Let ${v} = \begin{pmatrix} 5 \\ -3 \end{pmatrix}$ and ${w} = \begin{pmatrix} 11 \\ -2 \end{pmatrix}$. Find the area of the parallelogram with vertices ${0}$, ${v}$, ${w}$, and $v + {w}$.
What is the best way to start this?
Thanks
Let ${v} = \begin{pmatrix} 5 \\ -3 \end{pmatrix}$ and ${w} = \begin{pmatrix} 11 \\ -2 \end{pmatrix}$. Find the area of the parallelogram with vertices ${0}$, ${v}$, ${w}$, and $v + {w}$.

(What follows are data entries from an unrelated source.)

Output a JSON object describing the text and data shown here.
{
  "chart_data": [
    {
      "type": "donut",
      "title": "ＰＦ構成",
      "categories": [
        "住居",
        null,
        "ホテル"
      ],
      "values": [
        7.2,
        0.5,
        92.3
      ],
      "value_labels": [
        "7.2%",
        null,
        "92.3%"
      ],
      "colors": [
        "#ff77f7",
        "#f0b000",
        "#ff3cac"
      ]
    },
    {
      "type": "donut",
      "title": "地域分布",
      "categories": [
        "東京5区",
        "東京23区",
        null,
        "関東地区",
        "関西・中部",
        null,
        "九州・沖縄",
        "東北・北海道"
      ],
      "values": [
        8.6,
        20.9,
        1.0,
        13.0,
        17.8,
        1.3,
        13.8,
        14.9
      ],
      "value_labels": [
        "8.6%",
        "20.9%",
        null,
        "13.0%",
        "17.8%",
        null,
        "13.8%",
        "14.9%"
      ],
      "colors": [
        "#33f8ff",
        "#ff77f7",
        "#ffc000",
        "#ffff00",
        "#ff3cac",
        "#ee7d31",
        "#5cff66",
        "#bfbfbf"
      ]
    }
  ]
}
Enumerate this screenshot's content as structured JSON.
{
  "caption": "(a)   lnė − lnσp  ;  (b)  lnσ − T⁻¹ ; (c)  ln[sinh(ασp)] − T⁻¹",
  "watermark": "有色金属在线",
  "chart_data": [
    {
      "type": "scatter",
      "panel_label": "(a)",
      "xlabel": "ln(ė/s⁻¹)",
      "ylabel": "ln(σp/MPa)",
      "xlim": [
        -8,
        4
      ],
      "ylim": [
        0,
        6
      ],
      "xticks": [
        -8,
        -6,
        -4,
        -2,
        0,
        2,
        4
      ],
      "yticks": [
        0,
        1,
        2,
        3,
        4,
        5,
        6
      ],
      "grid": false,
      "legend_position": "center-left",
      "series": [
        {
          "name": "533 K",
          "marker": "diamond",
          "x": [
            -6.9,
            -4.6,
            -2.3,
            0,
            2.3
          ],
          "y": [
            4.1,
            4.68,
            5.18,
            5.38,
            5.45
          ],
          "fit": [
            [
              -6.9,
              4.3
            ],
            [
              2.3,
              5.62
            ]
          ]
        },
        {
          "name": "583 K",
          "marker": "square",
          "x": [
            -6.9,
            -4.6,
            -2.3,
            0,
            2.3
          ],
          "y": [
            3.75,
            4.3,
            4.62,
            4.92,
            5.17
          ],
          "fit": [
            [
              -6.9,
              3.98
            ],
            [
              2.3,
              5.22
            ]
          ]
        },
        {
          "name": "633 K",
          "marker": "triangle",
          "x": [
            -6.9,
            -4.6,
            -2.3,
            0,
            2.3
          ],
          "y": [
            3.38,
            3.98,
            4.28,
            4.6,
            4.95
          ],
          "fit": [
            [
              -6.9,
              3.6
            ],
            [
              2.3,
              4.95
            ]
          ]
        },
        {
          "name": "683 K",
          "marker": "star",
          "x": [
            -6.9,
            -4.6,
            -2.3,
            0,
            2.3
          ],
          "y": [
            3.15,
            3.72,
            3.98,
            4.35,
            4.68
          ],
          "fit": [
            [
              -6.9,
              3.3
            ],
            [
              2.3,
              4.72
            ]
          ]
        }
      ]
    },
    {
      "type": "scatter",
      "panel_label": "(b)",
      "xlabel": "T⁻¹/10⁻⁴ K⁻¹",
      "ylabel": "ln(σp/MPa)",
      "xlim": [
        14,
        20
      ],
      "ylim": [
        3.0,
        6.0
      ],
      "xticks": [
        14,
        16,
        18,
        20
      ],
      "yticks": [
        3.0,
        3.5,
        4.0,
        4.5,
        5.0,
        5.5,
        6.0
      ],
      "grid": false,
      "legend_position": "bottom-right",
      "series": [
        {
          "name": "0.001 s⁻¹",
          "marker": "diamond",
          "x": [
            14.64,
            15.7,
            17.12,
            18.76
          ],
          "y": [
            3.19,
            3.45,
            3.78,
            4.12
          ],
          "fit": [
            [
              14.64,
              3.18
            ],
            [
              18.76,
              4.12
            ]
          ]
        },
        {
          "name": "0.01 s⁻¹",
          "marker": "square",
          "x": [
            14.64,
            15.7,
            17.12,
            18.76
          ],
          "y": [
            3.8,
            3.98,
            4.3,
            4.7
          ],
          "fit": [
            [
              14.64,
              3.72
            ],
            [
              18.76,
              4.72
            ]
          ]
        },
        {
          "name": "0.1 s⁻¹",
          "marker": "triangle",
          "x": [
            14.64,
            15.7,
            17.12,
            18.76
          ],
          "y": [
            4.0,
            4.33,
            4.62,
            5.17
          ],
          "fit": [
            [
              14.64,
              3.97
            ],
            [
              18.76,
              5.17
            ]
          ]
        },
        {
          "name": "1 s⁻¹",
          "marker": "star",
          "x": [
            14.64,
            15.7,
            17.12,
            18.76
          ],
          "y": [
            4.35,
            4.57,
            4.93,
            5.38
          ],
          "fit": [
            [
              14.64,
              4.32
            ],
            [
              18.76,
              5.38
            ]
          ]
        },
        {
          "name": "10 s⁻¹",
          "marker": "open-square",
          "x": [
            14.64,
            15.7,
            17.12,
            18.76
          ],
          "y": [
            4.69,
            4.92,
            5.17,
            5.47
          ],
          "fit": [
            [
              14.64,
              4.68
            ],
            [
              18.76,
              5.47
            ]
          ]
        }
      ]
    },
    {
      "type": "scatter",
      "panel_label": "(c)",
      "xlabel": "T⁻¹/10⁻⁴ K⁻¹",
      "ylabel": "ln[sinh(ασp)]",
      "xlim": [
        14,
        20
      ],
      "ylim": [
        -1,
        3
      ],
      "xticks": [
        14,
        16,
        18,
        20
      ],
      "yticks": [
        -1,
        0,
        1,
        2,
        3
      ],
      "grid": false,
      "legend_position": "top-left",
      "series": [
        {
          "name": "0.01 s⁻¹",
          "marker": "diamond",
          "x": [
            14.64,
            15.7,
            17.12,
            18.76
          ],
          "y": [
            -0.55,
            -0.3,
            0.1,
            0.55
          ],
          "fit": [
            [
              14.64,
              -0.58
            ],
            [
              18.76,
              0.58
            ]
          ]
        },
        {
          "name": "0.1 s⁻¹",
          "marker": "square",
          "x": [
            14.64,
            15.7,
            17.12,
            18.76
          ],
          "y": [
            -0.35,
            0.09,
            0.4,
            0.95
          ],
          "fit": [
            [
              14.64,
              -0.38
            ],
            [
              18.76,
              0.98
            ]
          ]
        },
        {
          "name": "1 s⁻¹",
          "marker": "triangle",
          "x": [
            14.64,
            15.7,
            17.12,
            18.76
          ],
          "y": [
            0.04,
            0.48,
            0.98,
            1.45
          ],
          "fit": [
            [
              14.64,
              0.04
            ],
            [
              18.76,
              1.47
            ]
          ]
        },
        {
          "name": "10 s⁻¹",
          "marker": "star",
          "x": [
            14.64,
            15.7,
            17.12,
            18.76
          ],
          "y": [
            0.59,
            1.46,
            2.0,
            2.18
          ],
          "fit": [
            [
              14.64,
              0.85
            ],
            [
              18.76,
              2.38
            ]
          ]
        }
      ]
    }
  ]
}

What is the best way to start this?
Thanks
Just use determinant formula - | u x w |.
det(5,-3) x det(11,-2)
=(5 x -2) - (11 x -3)
=23
P.S. - I am sorry I am new to Maths SE so doesn't know how to edit this stuff. But , I try to help if I can.
You can directly apply something about determinants.
Alternatively, find the fourth vertex of the parallelogram and then do everything from scratch. Maybe I could post something about working "from scratch" if I were incited enough.
If you don't want to do it with determinants as the other answers suggest, but would rather like a more classical geometrical approach, the area of the parallelogram is twice the area of the triangle $\triangle 0vw$. And that triangle's area can be found using Heron's formula.